The latest request to the AG is based on conversations with people who complained to the DOH, Bernhardt said.

“Food & Water Watch is of course not privy to the communications and actions of the Attorney General’s office, which is what prompted this right-to-know request,” he wrote in an email. “What we do know is in all of our follow-up conversations with the impacted individuals we handed over to the Attorney General’s office, all reported only one conversation with the agent, with little to no follow-up on that conversation.”

In June this year, Food & Water Watch obtained Health Department documents showing its handling of 86 fracking-related cases between 2011 and 2015.

Meanwhile, residents who contacted the Health Department said they support the latest request to the Attorney General’s office.

Audrey Gozdiskowski, a resident of Tunkhannock, Wyoming County, said she contacted the health department three times in 2013 and 2014 to seek advice on health complaints including nausea, burning eyes and a constriction of her throat, all of which she believed were due to poor air quality from three compressor stations near her home.

On one occasion, she said she was told simply to close her windows and turn on an air conditioner – which she doesn’t own.

Gozdiskowski said the Attorney General’s office called her about a year ago in its investigation of complaints against the health department and the official took a lot of information, but she hadn’t heard anything since.

“I’m not happy with either of them,” she told StateImpact Pennsylvania, referring to the Health Department and the Attorney General’s office. “Listening is wonderful, but it’s action that we need.”

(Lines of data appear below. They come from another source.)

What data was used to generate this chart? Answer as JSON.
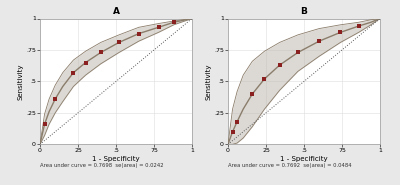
{
  "panel_A": {
    "title": "A",
    "auc_text": "Area under curve = 0.7698  se(area) = 0.0242",
    "roc_x": [
      0.0,
      0.03,
      0.06,
      0.1,
      0.15,
      0.22,
      0.3,
      0.4,
      0.52,
      0.65,
      0.78,
      0.88,
      1.0
    ],
    "roc_y": [
      0.0,
      0.16,
      0.26,
      0.36,
      0.46,
      0.57,
      0.65,
      0.73,
      0.81,
      0.88,
      0.93,
      0.97,
      1.0
    ],
    "ci_upper_y": [
      0.0,
      0.24,
      0.36,
      0.47,
      0.57,
      0.67,
      0.74,
      0.81,
      0.87,
      0.93,
      0.96,
      0.98,
      1.0
    ],
    "ci_lower_y": [
      0.0,
      0.07,
      0.16,
      0.25,
      0.34,
      0.46,
      0.55,
      0.64,
      0.73,
      0.82,
      0.89,
      0.95,
      1.0
    ],
    "points_x": [
      0.03,
      0.1,
      0.22,
      0.3,
      0.4,
      0.52,
      0.65,
      0.78,
      0.88
    ],
    "points_y": [
      0.16,
      0.36,
      0.57,
      0.65,
      0.73,
      0.81,
      0.88,
      0.93,
      0.97
    ]
  },
  "panel_B": {
    "title": "B",
    "auc_text": "Area under curve = 0.7692  se(area) = 0.0484",
    "roc_x": [
      0.0,
      0.03,
      0.06,
      0.1,
      0.16,
      0.24,
      0.34,
      0.46,
      0.6,
      0.74,
      0.86,
      0.94,
      1.0
    ],
    "roc_y": [
      0.0,
      0.1,
      0.18,
      0.28,
      0.4,
      0.52,
      0.63,
      0.73,
      0.82,
      0.89,
      0.94,
      0.97,
      1.0
    ],
    "ci_upper_y": [
      0.0,
      0.28,
      0.42,
      0.55,
      0.66,
      0.74,
      0.81,
      0.87,
      0.92,
      0.95,
      0.97,
      0.99,
      1.0
    ],
    "ci_lower_y": [
      0.0,
      0.0,
      0.01,
      0.05,
      0.14,
      0.28,
      0.43,
      0.58,
      0.7,
      0.81,
      0.89,
      0.95,
      1.0
    ],
    "points_x": [
      0.03,
      0.06,
      0.16,
      0.24,
      0.34,
      0.46,
      0.6,
      0.74,
      0.86
    ],
    "points_y": [
      0.1,
      0.18,
      0.4,
      0.52,
      0.63,
      0.73,
      0.82,
      0.89,
      0.94
    ]
  },
  "outer_bg": "#e8e8e8",
  "plot_bg": "#ffffff",
  "grid_color": "#dddddd",
  "roc_line_color": "#8b7d6b",
  "ci_fill_color": "#c0bab2",
  "ci_fill_alpha": 0.55,
  "ci_line_color": "#8b7d6b",
  "point_color": "#8b2020",
  "point_size": 6,
  "diag_color": "#555555",
  "ylabel": "Sensitivity",
  "xlabel": "1 - Specificity",
  "xticks": [
    0,
    0.25,
    0.5,
    0.75,
    1.0
  ],
  "xticklabels": [
    "0",
    "25",
    ".5",
    "75",
    "1"
  ],
  "yticks": [
    0,
    0.25,
    0.5,
    0.75,
    1.0
  ],
  "yticklabels": [
    "0",
    ".25",
    ".5",
    ".75",
    "1"
  ],
  "tick_fontsize": 4.5,
  "label_fontsize": 5.0,
  "auc_fontsize": 3.8,
  "title_fontsize": 6.5
}
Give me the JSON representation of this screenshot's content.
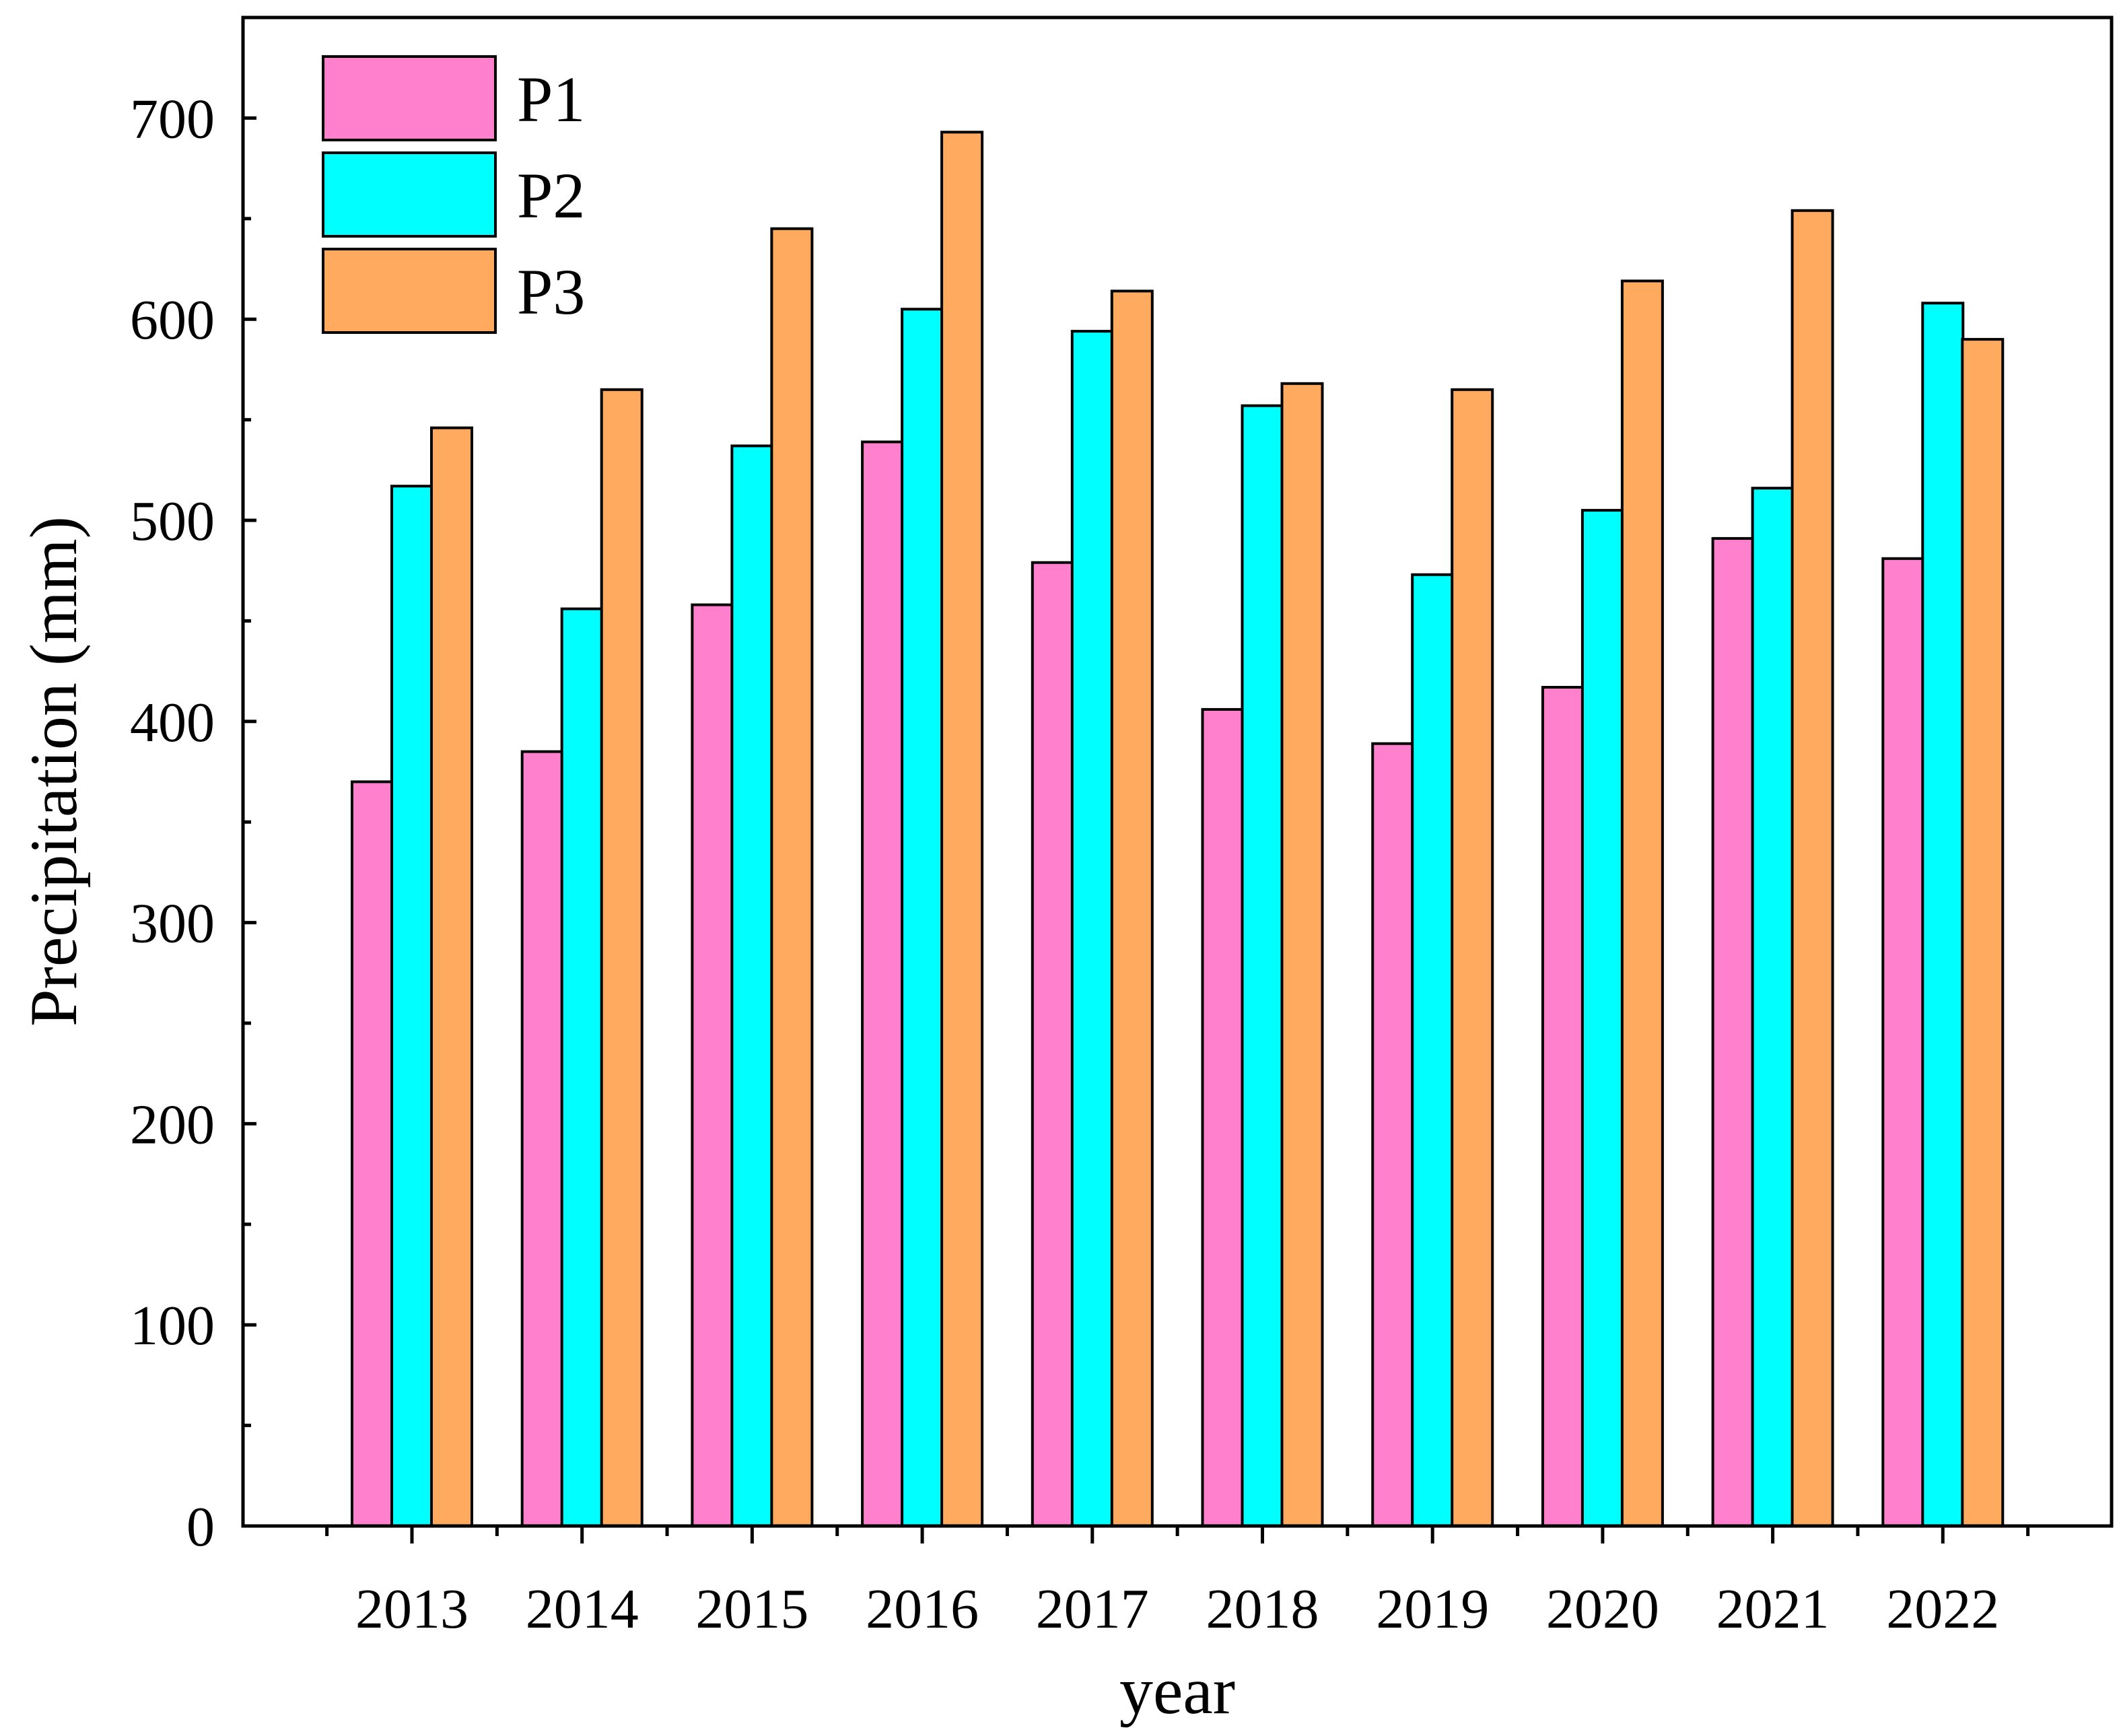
{
  "chart_data": {
    "type": "bar",
    "title": "",
    "xlabel": "year",
    "ylabel": "Precipitation (mm)",
    "ylim": [
      0,
      750
    ],
    "yticks": [
      "0",
      "100",
      "200",
      "300",
      "400",
      "500",
      "600",
      "700"
    ],
    "categories": [
      "2013",
      "2014",
      "2015",
      "2016",
      "2017",
      "2018",
      "2019",
      "2020",
      "2021",
      "2022"
    ],
    "series": [
      {
        "name": "P1",
        "color": "#FF80CC",
        "values": [
          370,
          385,
          458,
          539,
          479,
          406,
          389,
          417,
          491,
          481
        ]
      },
      {
        "name": "P2",
        "color": "#00FFFF",
        "values": [
          517,
          456,
          537,
          605,
          594,
          557,
          473,
          505,
          516,
          608
        ]
      },
      {
        "name": "P3",
        "color": "#FFAA5E",
        "values": [
          546,
          565,
          645,
          693,
          614,
          568,
          565,
          619,
          654,
          590
        ]
      }
    ],
    "legend_position": "top-left",
    "grid": false
  }
}
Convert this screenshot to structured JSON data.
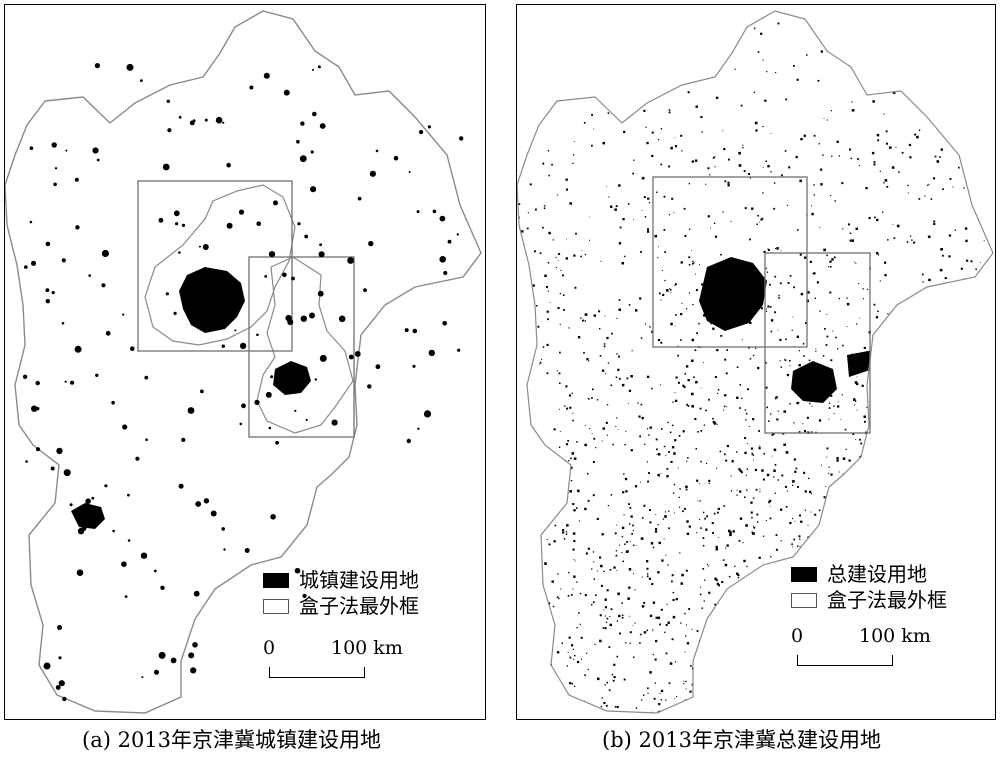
{
  "panels": [
    {
      "id": "a",
      "caption": "(a) 2013年京津冀城镇建设用地",
      "legend": {
        "filled_label": "城镇建设用地",
        "box_label": "盒子法最外框"
      },
      "scale": {
        "start": "0",
        "end": "100 km"
      }
    },
    {
      "id": "b",
      "caption": "(b) 2013年京津冀总建设用地",
      "legend": {
        "filled_label": "总建设用地",
        "box_label": "盒子法最外框"
      },
      "scale": {
        "start": "0",
        "end": "100 km"
      }
    }
  ],
  "colors": {
    "land_fill": "#ffffff",
    "boundary": "#8a8a8a",
    "built_up": "#000000",
    "box_outline": "#6f6f6f"
  }
}
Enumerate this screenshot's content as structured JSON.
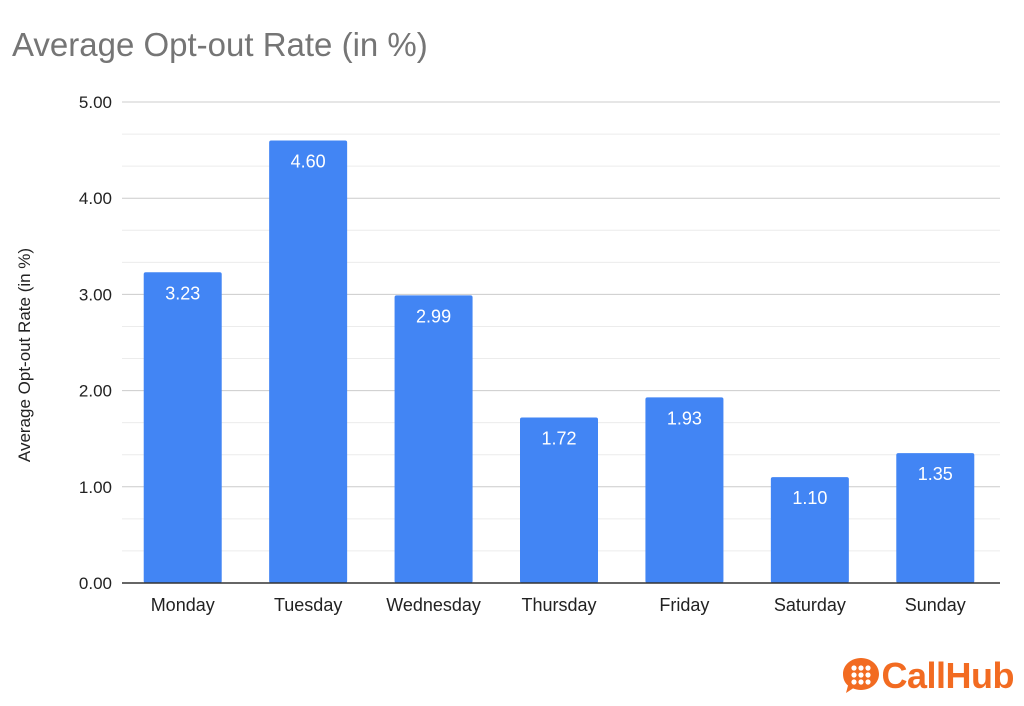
{
  "chart_data": {
    "type": "bar",
    "title": "Average Opt-out Rate (in %)",
    "xlabel": "",
    "ylabel": "Average Opt-out Rate (in %)",
    "categories": [
      "Monday",
      "Tuesday",
      "Wednesday",
      "Thursday",
      "Friday",
      "Saturday",
      "Sunday"
    ],
    "values": [
      3.23,
      4.6,
      2.99,
      1.72,
      1.93,
      1.1,
      1.35
    ],
    "data_labels": [
      "3.23",
      "4.60",
      "2.99",
      "1.72",
      "1.93",
      "1.10",
      "1.35"
    ],
    "ylim": [
      0,
      5
    ],
    "yticks": [
      "0.00",
      "1.00",
      "2.00",
      "3.00",
      "4.00",
      "5.00"
    ],
    "grid": true,
    "legend": "none",
    "bar_color": "#4285f4"
  },
  "logo": {
    "text": "CallHub",
    "color": "#f26b21"
  }
}
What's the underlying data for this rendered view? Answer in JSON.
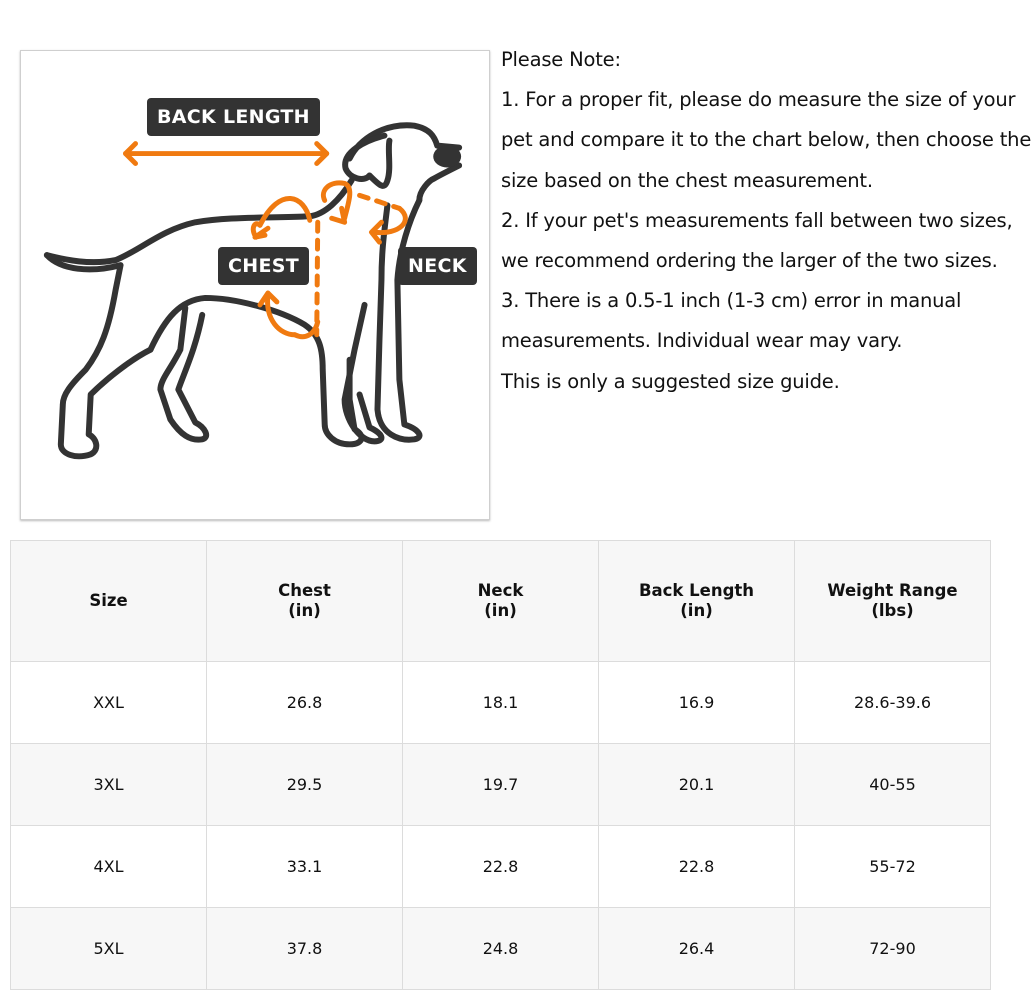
{
  "diagram": {
    "labels": {
      "back_length": "BACK LENGTH",
      "chest": "CHEST",
      "neck": "NECK"
    },
    "colors": {
      "arrow": "#f07a10",
      "outline": "#333333",
      "label_bg": "#333333"
    }
  },
  "notes": [
    "Please Note:",
    "1. For a proper fit, please do measure the size of your",
    "pet and compare it to the chart below, then choose the",
    "size based on the chest measurement.",
    "2. If your pet's measurements fall between two sizes,",
    "we recommend ordering the larger of the two sizes.",
    "3. There is a 0.5-1 inch (1-3 cm) error in manual",
    "measurements. Individual wear may vary.",
    "This is only a suggested size guide."
  ],
  "table": {
    "headers": [
      {
        "line1": "Size",
        "line2": ""
      },
      {
        "line1": "Chest",
        "line2": "(in)"
      },
      {
        "line1": "Neck",
        "line2": "(in)"
      },
      {
        "line1": "Back Length",
        "line2": "(in)"
      },
      {
        "line1": "Weight Range",
        "line2": "(lbs)"
      }
    ],
    "rows": [
      [
        "XXL",
        "26.8",
        "18.1",
        "16.9",
        "28.6-39.6"
      ],
      [
        "3XL",
        "29.5",
        "19.7",
        "20.1",
        "40-55"
      ],
      [
        "4XL",
        "33.1",
        "22.8",
        "22.8",
        "55-72"
      ],
      [
        "5XL",
        "37.8",
        "24.8",
        "26.4",
        "72-90"
      ]
    ]
  }
}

Angel Smith, a resident of Clearville, Bedford County, said she called the Department of Health in about 2008 to ask its advice on the health effects of arsenic, which she said had appeared at elevated levels in her water, and which she suspected was related to illness in her cattle.

Smith, who said she lives near 23 natural gas storage wells, said that the only advice she got from the Health Department was that she should tell her neighbors about the arsenic.

“She didn’t tell me to quit drinking the water,” Smith said, referring to the health department worker who took her call.

In August 2014, Smith said she received a phone call from Paul Zimmerer, a member of the AG’s environmental crimes unit, who asked her about her attempts to contact the Health Department. She said she sent him copies of emails and a picture of one of her dead cows that she had discussed with the DOH representative, but he never acknowledged receiving the materials and has not been in touch with Smith since August 27 last year, she said.

“It just feels like when you are dealing with the gas companies,” she said. “You get the runaround, and sometimes you are blown off.”

Zimmerer said he was unable confirm or deny the existence of any investigation.

This story has been updated to include comments from the Department of Health.